Op basis van al hetgeen hiervoor is overwogen acht het college de klacht kennelijk ongegrond.

5.3

Voor zover klager met zijn klaagschrift heeft beoogd smartengeld te verkrijgen en/of een kostenvergoeding, merkt het college ten overvloede nog het volgende op. Geen van beide kan worden verkregen door middel van een tuchtrechtelijke procedure, ook niet als de klacht gegrond zou zijn verklaard. Daarvoor bevat het tuchtrecht, zoals geregeld in de Wet op de beroepen in de individuele gezondheidszorg, geen grondslag.  

6. Slotsom

Het voorgaande voert tot de slotsom dat de klacht als kennelijk ongegrond dient te worden afgewezen.

7. Beslissing

Het Regionaal Tuchtcollege voor de Gezondheidszorg te Groningen:

verklaart de klacht kennelijk ongegrond en wijst deze af.

Aldus gegeven door:

W.P. Claus, voorzitter,

R.L. Diercks, lid-beroepsgenoot,

R.A. Scheeren, lid-beroepsgenoot,

bijgestaan door L.C. Commandeur, secretaris,

en op 16 oktober 2018 ondertekend door J.G.W. Lootsma-Oude Nijeweme, voorzitter, in tegenwoordigheid van voornoemde secretaris.

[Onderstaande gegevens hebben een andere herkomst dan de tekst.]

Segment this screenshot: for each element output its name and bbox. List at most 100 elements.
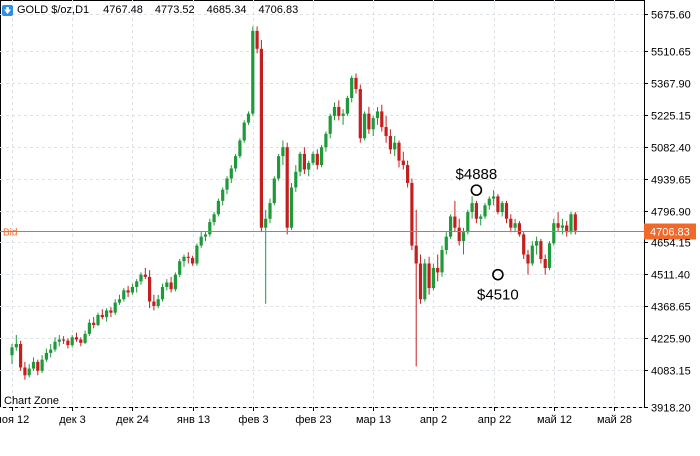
y-tick-label: 4368.65 bbox=[651, 302, 691, 314]
candle-body bbox=[371, 118, 375, 130]
y-tick-label: 4939.65 bbox=[651, 175, 691, 187]
candle-body bbox=[517, 223, 521, 235]
x-tick-label: фев 3 bbox=[238, 414, 268, 426]
x-tick-label: фев 23 bbox=[295, 414, 331, 426]
candle-body bbox=[113, 302, 117, 313]
candle-body bbox=[53, 341, 57, 350]
candle-body bbox=[49, 349, 53, 353]
candle-body bbox=[341, 113, 345, 116]
candle-body bbox=[457, 227, 461, 242]
candle-body bbox=[496, 196, 500, 213]
candle-body bbox=[152, 301, 156, 306]
candle-body bbox=[203, 234, 208, 237]
candle-body bbox=[414, 245, 418, 264]
candle-body bbox=[277, 156, 281, 179]
candle-body bbox=[74, 337, 79, 340]
candle-body bbox=[96, 314, 100, 325]
candle-body bbox=[354, 77, 358, 90]
candle-body bbox=[173, 274, 177, 290]
candle-body bbox=[212, 214, 216, 223]
candle-body bbox=[380, 111, 384, 128]
candle-body bbox=[522, 234, 526, 255]
candle-body bbox=[79, 339, 83, 343]
candle-body bbox=[367, 113, 371, 130]
candle-body bbox=[268, 203, 272, 219]
symbol-label: GOLD $/oz,D1 bbox=[17, 4, 90, 16]
candle-body bbox=[427, 263, 431, 289]
candle-body bbox=[345, 97, 349, 114]
annotation-label: $4510 bbox=[477, 287, 519, 304]
candle-body bbox=[509, 218, 513, 228]
candle-body bbox=[156, 299, 160, 306]
high-value: 4773.52 bbox=[154, 4, 195, 16]
candle-body bbox=[504, 203, 509, 219]
candle-body bbox=[10, 347, 14, 356]
watermark: Chart Zone bbox=[4, 395, 59, 407]
candle-body bbox=[105, 310, 109, 318]
open-value: 4767.48 bbox=[103, 4, 143, 16]
candle-body bbox=[375, 111, 380, 119]
candle-body bbox=[431, 267, 435, 289]
candle-body bbox=[139, 274, 143, 282]
candle-body bbox=[470, 203, 474, 213]
grid bbox=[0, 0, 645, 408]
candle-body bbox=[320, 147, 324, 166]
candle-body bbox=[272, 178, 276, 204]
annotation-label: $4888 bbox=[456, 166, 498, 183]
candle-body bbox=[483, 205, 487, 217]
candles bbox=[10, 26, 577, 380]
candle-body bbox=[62, 339, 66, 341]
candle-body bbox=[100, 314, 104, 318]
candle-body bbox=[479, 216, 483, 219]
candle-body bbox=[513, 223, 517, 228]
candle-body bbox=[397, 142, 401, 161]
candle-body bbox=[208, 222, 212, 235]
candle-body bbox=[410, 182, 414, 246]
y-tick-label: 4796.90 bbox=[651, 207, 691, 219]
x-tick-label: май 28 bbox=[597, 414, 632, 426]
candle-body bbox=[436, 267, 440, 273]
candle-body bbox=[315, 153, 319, 166]
candle-body bbox=[547, 243, 552, 268]
candle-body bbox=[122, 290, 126, 300]
candle-body bbox=[126, 290, 130, 293]
candle-body bbox=[234, 156, 238, 169]
candle-body bbox=[255, 30, 259, 49]
y-tick-label: 5367.90 bbox=[651, 79, 691, 91]
candle-body bbox=[560, 225, 564, 228]
y-axis: 5675.60 5510.65 5367.90 5225.15 5082.40 4939.… bbox=[644, 10, 691, 415]
bid-line: Bid 4706.83 bbox=[0, 223, 696, 240]
candle-body bbox=[36, 361, 40, 371]
candle-body bbox=[23, 367, 27, 376]
candle-body bbox=[311, 153, 315, 163]
candle-body bbox=[307, 162, 311, 170]
candle-body bbox=[543, 259, 547, 268]
candle-body bbox=[130, 286, 134, 293]
arrow-down-icon[interactable] bbox=[2, 4, 13, 16]
candle-body bbox=[165, 282, 169, 287]
candle-body bbox=[302, 153, 306, 170]
candle-body bbox=[178, 261, 182, 275]
candle-body bbox=[191, 257, 195, 264]
x-tick-label: ноя 12 bbox=[0, 414, 29, 426]
candle-body bbox=[487, 198, 491, 206]
bid-price-tag bbox=[644, 223, 696, 240]
candle-body bbox=[363, 113, 367, 139]
candle-body bbox=[66, 340, 70, 346]
candle-body bbox=[19, 343, 23, 368]
candle-body bbox=[449, 216, 453, 237]
candle-body bbox=[44, 352, 48, 360]
candle-body bbox=[298, 153, 302, 172]
candle-body bbox=[418, 263, 423, 300]
candle-body bbox=[328, 115, 332, 134]
bid-price-value: 4706.83 bbox=[650, 227, 690, 239]
candle-body bbox=[384, 127, 388, 137]
candle-body bbox=[216, 200, 220, 215]
low-value: 4685.34 bbox=[206, 4, 247, 16]
candle-body bbox=[251, 30, 255, 114]
candle-body bbox=[406, 165, 410, 183]
candle-body bbox=[40, 359, 44, 371]
bid-label: Bid bbox=[3, 228, 17, 239]
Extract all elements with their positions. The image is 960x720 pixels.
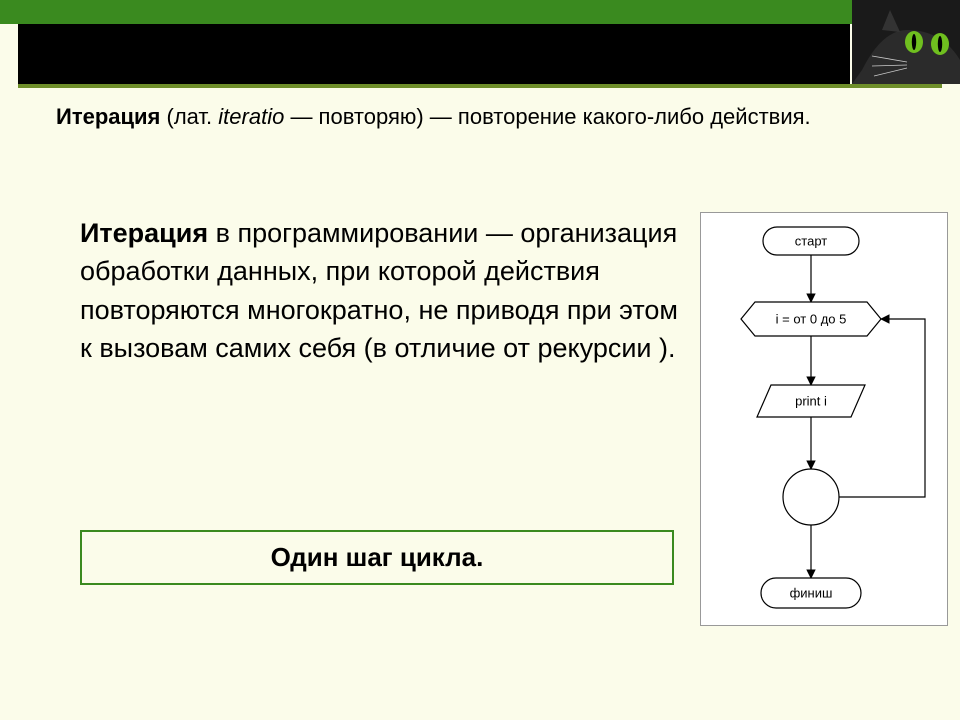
main-term: Итерация bbox=[80, 218, 208, 248]
definition-etym-rest: — повторяю) — повторение какого-либо дей… bbox=[284, 104, 810, 129]
definition-etym-open: (лат. bbox=[160, 104, 218, 129]
definition-term: Итерация bbox=[56, 104, 160, 129]
svg-text:финиш: финиш bbox=[790, 586, 833, 601]
definition-etym-italic: iteratio bbox=[218, 104, 284, 129]
step-box-label: Один шаг цикла. bbox=[271, 542, 484, 572]
svg-text:i = от 0 до 5: i = от 0 до 5 bbox=[776, 312, 847, 327]
step-box: Один шаг цикла. bbox=[80, 530, 674, 585]
cat-image bbox=[852, 0, 960, 84]
definition-line: Итерация (лат. iteratio — повторяю) — по… bbox=[56, 104, 920, 130]
header-black-block bbox=[18, 24, 850, 84]
header-underline bbox=[18, 84, 942, 88]
svg-text:старт: старт bbox=[795, 234, 827, 249]
main-paragraph: Итерация в программировании — организаци… bbox=[80, 214, 680, 367]
header-green-bar bbox=[0, 0, 960, 24]
flowchart: старт i = от 0 до 5 print i финиш bbox=[700, 212, 948, 626]
svg-text:print i: print i bbox=[795, 394, 827, 409]
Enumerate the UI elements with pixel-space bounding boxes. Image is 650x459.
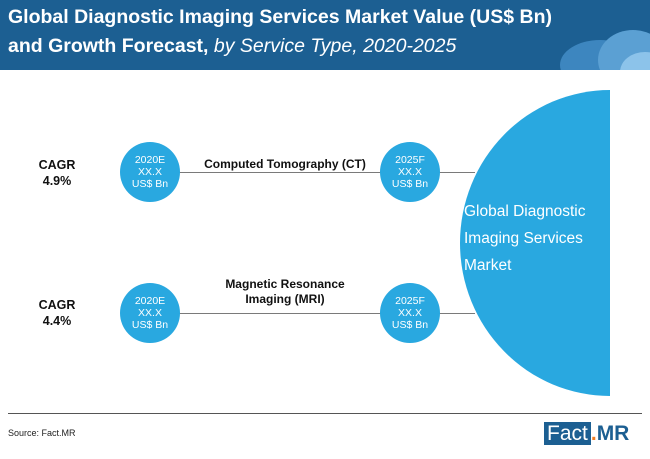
circle-value: XX.X [398,166,422,178]
circle-year: 2020E [134,154,166,166]
mri-label-line-1: Magnetic Resonance [225,277,345,291]
ct-segment-label: Computed Tomography (CT) [185,157,385,172]
cagr-label: CAGR [38,158,76,172]
footer-divider [8,413,642,414]
circle-unit: US$ Bn [391,178,429,190]
mri-connector-line [150,313,475,314]
title-line-1: Global Diagnostic Imaging Services Marke… [8,6,552,28]
factmr-logo: Fact .MR [544,421,629,447]
logo-mr: MR [596,422,630,445]
logo-dot: . [590,422,597,445]
mri-segment-label: Magnetic Resonance Imaging (MRI) [190,277,380,307]
cagr-label: CAGR [38,298,76,312]
circle-year: 2025F [395,295,425,307]
circle-unit: US$ Bn [131,319,169,331]
mri-2020-circle: 2020E XX.X US$ Bn [120,283,180,343]
mri-label-line-2: Imaging (MRI) [245,292,325,306]
mri-2025-circle: 2025F XX.X US$ Bn [380,283,440,343]
title-line-2: and Growth Forecast, by Service Type, 20… [8,35,456,58]
market-label-line-2: Imaging Services [464,230,583,247]
circle-value: XX.X [398,307,422,319]
cagr-value: 4.9% [42,174,72,188]
mri-cagr: CAGR 4.4% [32,297,82,329]
circle-unit: US$ Bn [131,178,169,190]
circle-year: 2025F [395,154,425,166]
market-label-line-3: Market [464,257,512,274]
title-italic-part: by Service Type, 2020-2025 [213,35,457,57]
circle-value: XX.X [138,166,162,178]
cloud-decoration [620,52,650,70]
source-text: Source: Fact.MR [8,428,76,438]
market-label: Global Diagnostic Imaging Services Marke… [464,198,604,279]
market-label-line-1: Global Diagnostic [464,203,586,220]
circle-value: XX.X [138,307,162,319]
logo-fact: Fact [544,422,591,445]
ct-connector-line [150,172,475,173]
circle-unit: US$ Bn [391,319,429,331]
ct-2025-circle: 2025F XX.X US$ Bn [380,142,440,202]
title-banner: Global Diagnostic Imaging Services Marke… [0,0,650,70]
ct-cagr: CAGR 4.9% [32,157,82,189]
title-bold-part: and Growth Forecast, [8,35,209,57]
circle-year: 2020E [134,295,166,307]
cagr-value: 4.4% [42,314,72,328]
ct-2020-circle: 2020E XX.X US$ Bn [120,142,180,202]
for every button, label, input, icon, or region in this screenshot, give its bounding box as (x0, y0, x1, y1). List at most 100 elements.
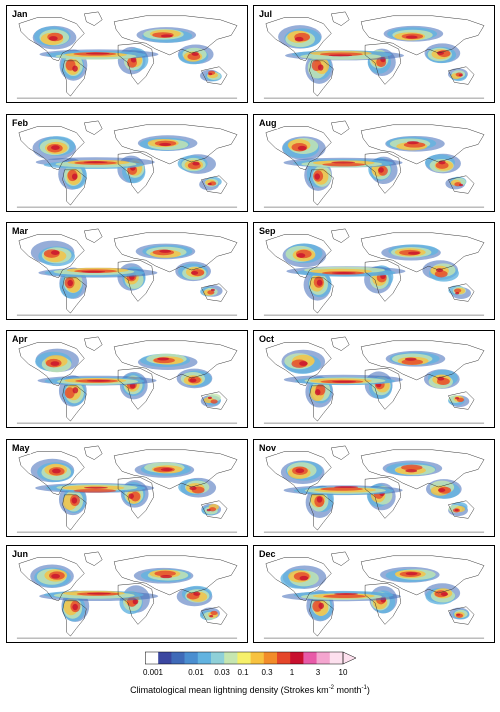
coastline (331, 336, 350, 351)
density-patch (458, 74, 463, 77)
colorbar-caption: Climatological mean lightning density (S… (0, 685, 500, 695)
density-patch (160, 575, 173, 579)
coastline (360, 15, 485, 56)
density-patch (67, 279, 73, 287)
density-patch (72, 387, 79, 394)
density-patch (332, 380, 356, 383)
density-patch (159, 142, 172, 146)
density-patch (294, 36, 304, 42)
month-label: Sep (258, 226, 277, 237)
density-patch (72, 603, 78, 611)
density-patch (71, 173, 78, 180)
map-panel-may: May (6, 439, 248, 537)
colorbar-tick-label: 0.3 (261, 668, 273, 677)
density-patch (434, 270, 448, 278)
coastline (62, 494, 87, 531)
colorbar-segment (224, 652, 238, 664)
coastline (18, 234, 85, 279)
colorbar-segment (171, 652, 185, 664)
coastline (201, 606, 228, 625)
month-label: Jul (258, 9, 274, 20)
coastline (84, 445, 103, 460)
coastline (360, 555, 485, 596)
coastline (117, 476, 155, 519)
density-patch (334, 593, 358, 595)
coastline (265, 234, 332, 279)
density-patch (334, 486, 359, 489)
density-patch (378, 167, 384, 173)
coastline (309, 385, 334, 422)
density-patch (210, 399, 218, 404)
coastline (113, 340, 238, 381)
coastline (113, 124, 238, 165)
colorbar-segment (250, 652, 265, 664)
lightning-map (16, 551, 238, 639)
density-patch (207, 182, 212, 186)
caption-text: month (334, 685, 362, 695)
colorbar-tick-label: 0.01 (188, 668, 204, 677)
coastline (448, 283, 475, 302)
colorbar-tick-label: 10 (338, 668, 348, 677)
month-label: Aug (258, 118, 278, 129)
density-patch (207, 290, 215, 295)
coastline (265, 342, 332, 387)
coastline (364, 476, 402, 519)
colorbar-segment (290, 652, 304, 664)
density-patch (208, 507, 217, 512)
coastline (201, 66, 228, 85)
density-patch (72, 65, 78, 72)
density-patch (405, 469, 418, 473)
coastline (117, 42, 155, 85)
coastline (331, 551, 350, 566)
map-panel-apr: Apr (6, 330, 248, 428)
density-patch (316, 279, 323, 286)
coastline (18, 126, 85, 171)
coastline (448, 66, 475, 85)
colorbar-segment (211, 652, 225, 664)
coastline (201, 391, 228, 410)
coastline (113, 555, 238, 596)
coastline (62, 277, 87, 314)
coastline (117, 582, 155, 625)
lightning-map (16, 120, 238, 208)
coastline (84, 551, 103, 566)
density-patch (459, 183, 464, 187)
coastline (309, 277, 334, 314)
colorbar-segment (316, 652, 331, 664)
coastline (265, 17, 332, 62)
coastline (265, 557, 332, 602)
density-patch (316, 496, 323, 503)
coastline (309, 169, 334, 206)
coastline (448, 606, 475, 625)
density-patch (191, 51, 199, 56)
coastline (448, 391, 475, 410)
density-patch (48, 36, 58, 41)
caption-exponent: -1 (361, 685, 367, 691)
colorbar-extension-arrow (342, 651, 357, 665)
lightning-map (263, 336, 485, 424)
density-patch (50, 250, 60, 255)
coastline (331, 120, 350, 135)
coastline (18, 451, 85, 496)
map-panel-aug: Aug (253, 114, 495, 212)
coastline (201, 175, 228, 194)
density-patch (192, 161, 200, 166)
coastline (265, 451, 332, 496)
lightning-map (263, 445, 485, 533)
density-patch (71, 497, 78, 504)
coastline (113, 232, 238, 273)
coastline (309, 60, 334, 97)
density-patch (73, 489, 117, 493)
colorbar-tick-label: 0.1 (237, 668, 249, 677)
density-patch (206, 508, 211, 512)
coastline (309, 494, 334, 531)
coastline (331, 11, 350, 26)
density-patch (454, 288, 462, 293)
density-patch (438, 488, 446, 493)
coastline (360, 449, 485, 490)
density-patch (317, 64, 324, 71)
density-patch (318, 602, 324, 609)
month-label: Feb (11, 118, 30, 129)
coastline (18, 17, 85, 62)
density-patch (210, 610, 218, 616)
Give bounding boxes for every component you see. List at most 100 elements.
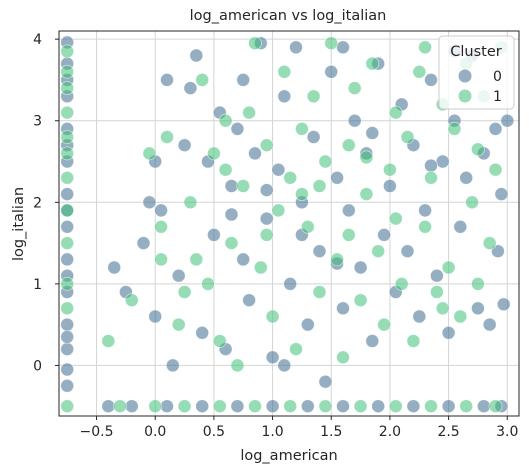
scatter-point-cluster-1 xyxy=(453,309,468,324)
scatter-point-cluster-1 xyxy=(353,399,368,414)
x-tick-label: 0.5 xyxy=(203,424,225,440)
scatter-point-cluster-1 xyxy=(341,138,356,153)
scatter-point-cluster-1 xyxy=(294,121,309,136)
y-tick-label: 4 xyxy=(33,32,42,48)
scatter-point-cluster-0 xyxy=(230,399,245,414)
scatter-point-cluster-0 xyxy=(224,179,239,193)
scatter-point-cluster-0 xyxy=(441,399,456,414)
x-tick-label: 1.0 xyxy=(261,424,283,440)
scatter-point-cluster-0 xyxy=(365,334,380,348)
scatter-point-cluster-1 xyxy=(459,399,474,414)
scatter-point-cluster-1 xyxy=(101,334,116,348)
scatter-point-cluster-1 xyxy=(482,236,497,251)
scatter-point-cluster-1 xyxy=(382,162,397,177)
scatter-point-cluster-0 xyxy=(195,399,210,414)
scatter-point-cluster-0 xyxy=(318,374,333,389)
scatter-point-cluster-1 xyxy=(283,170,298,185)
scatter-point-cluster-0 xyxy=(177,138,192,153)
legend-title: Cluster xyxy=(450,44,502,60)
scatter-point-cluster-1 xyxy=(400,130,415,144)
scatter-point-cluster-1 xyxy=(341,227,356,242)
scatter-point-cluster-1 xyxy=(189,252,204,267)
scatter-point-cluster-1 xyxy=(259,227,274,242)
scatter-point-cluster-1 xyxy=(441,260,456,275)
scatter-point-cluster-1 xyxy=(388,399,403,414)
scatter-point-cluster-1 xyxy=(183,195,198,210)
chart-title: log_american vs log_italian xyxy=(190,8,387,24)
scatter-point-cluster-0 xyxy=(136,236,151,251)
scatter-point-cluster-1 xyxy=(60,276,75,291)
scatter-point-cluster-0 xyxy=(189,48,204,63)
scatter-point-cluster-0 xyxy=(488,121,503,136)
scatter-point-cluster-0 xyxy=(259,183,274,198)
scatter-point-cluster-0 xyxy=(60,252,75,267)
scatter-point-cluster-0 xyxy=(312,244,327,259)
scatter-point-cluster-1 xyxy=(488,162,503,177)
scatter-point-cluster-1 xyxy=(465,195,480,210)
scatter-point-cluster-0 xyxy=(171,268,186,283)
scatter-point-cluster-0 xyxy=(160,73,174,87)
scatter-point-cluster-0 xyxy=(494,187,509,202)
scatter-point-cluster-0 xyxy=(424,73,438,87)
scatter-point-cluster-0 xyxy=(341,203,356,218)
scatter-point-cluster-1 xyxy=(277,64,292,79)
scatter-point-cluster-0 xyxy=(195,325,210,340)
scatter-point-cluster-1 xyxy=(177,399,192,414)
scatter-point-cluster-0 xyxy=(101,399,116,414)
scatter-point-cluster-1 xyxy=(224,236,239,251)
scatter-point-cluster-1 xyxy=(60,170,75,185)
scatter-point-cluster-1 xyxy=(177,285,192,299)
scatter-point-cluster-1 xyxy=(60,130,75,144)
x-tick-label: 2.0 xyxy=(379,424,401,440)
scatter-point-cluster-1 xyxy=(60,203,75,218)
scatter-point-cluster-0 xyxy=(154,203,169,218)
x-axis-label: log_american xyxy=(240,448,337,464)
scatter-point-cluster-1 xyxy=(388,105,403,120)
scatter-point-cluster-1 xyxy=(160,130,174,144)
scatter-point-cluster-0 xyxy=(60,219,75,234)
x-tick-label: −0.5 xyxy=(80,424,114,440)
scatter-point-cluster-0 xyxy=(265,399,280,414)
scatter-point-cluster-1 xyxy=(154,219,169,234)
scatter-point-cluster-1 xyxy=(412,64,427,79)
scatter-point-cluster-0 xyxy=(165,358,180,373)
scatter-point-cluster-0 xyxy=(300,317,315,332)
scatter-point-cluster-1 xyxy=(212,399,227,414)
scatter-point-cluster-1 xyxy=(424,170,438,185)
scatter-point-cluster-0 xyxy=(482,317,497,332)
scatter-point-cluster-1 xyxy=(265,309,280,324)
scatter-point-cluster-0 xyxy=(429,268,444,283)
scatter-point-cluster-0 xyxy=(336,399,350,414)
legend: Cluster 0 1 xyxy=(438,35,515,110)
scatter-point-cluster-1 xyxy=(470,142,485,157)
legend-label-cluster-1: 1 xyxy=(493,89,502,105)
scatter-point-cluster-0 xyxy=(406,399,421,414)
scatter-point-cluster-1 xyxy=(248,399,262,414)
scatter-point-cluster-1 xyxy=(359,150,374,165)
scatter-point-cluster-1 xyxy=(377,317,392,332)
scatter-point-cluster-1 xyxy=(60,44,75,59)
scatter-point-cluster-1 xyxy=(60,236,75,251)
y-axis-label: log_italian xyxy=(11,187,27,261)
y-tick-label: 1 xyxy=(33,277,42,293)
scatter-point-cluster-1 xyxy=(253,260,268,275)
scatter-point-cluster-1 xyxy=(318,399,333,414)
scatter-point-cluster-1 xyxy=(406,334,421,348)
scatter-point-cluster-0 xyxy=(206,227,221,242)
scatter-point-cluster-1 xyxy=(347,81,362,95)
scatter-point-cluster-1 xyxy=(394,276,409,291)
scatter-point-cluster-0 xyxy=(60,317,75,332)
scatter-point-cluster-0 xyxy=(441,325,456,340)
scatter-point-cluster-0 xyxy=(412,309,427,324)
scatter-point-cluster-1 xyxy=(259,138,274,153)
scatter-point-cluster-0 xyxy=(236,252,251,267)
scatter-point-cluster-1 xyxy=(60,64,75,79)
scatter-point-cluster-1 xyxy=(429,285,444,299)
scatter-point-cluster-1 xyxy=(218,162,233,177)
scatter-point-cluster-1 xyxy=(365,56,380,71)
scatter-point-cluster-0 xyxy=(382,179,397,193)
scatter-point-cluster-0 xyxy=(142,195,157,210)
scatter-point-cluster-0 xyxy=(60,329,75,344)
scatter-point-cluster-1 xyxy=(154,252,169,267)
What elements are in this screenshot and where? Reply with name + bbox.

De secretaris:                                                                         De voorzitter:                                    

Tegen deze beslissing kan binnen zes weken na de dag van verzending van het afschrift ervan schriftelijk hoger beroep worden ingesteld bij het Centrale Tuchtcollege voor de Gezondheidszorg door: a. de klager en/of klaagster, voor zover de klacht is afgewezen, of voor zover hij/zij niet-ontvankelijk is verklaard; b. degene over wie is geklaagd; c. de hoofdinspecteur of de regionale inspecteur van de volksgezondheid, wie de aangelegenheid uit hoofde van de hun toevertrouwde belangen aangaat. Het tot het Centrale Tuchtcollege voor de Gezondheidszorg gerichte beroepschrift wordt ingezonden bij de secretaris van het Regionaal Tuchtcollege voor de Gezondheidszorg te Groningen, door wie het binnen de beroepstermijn moet zijn ontvangen.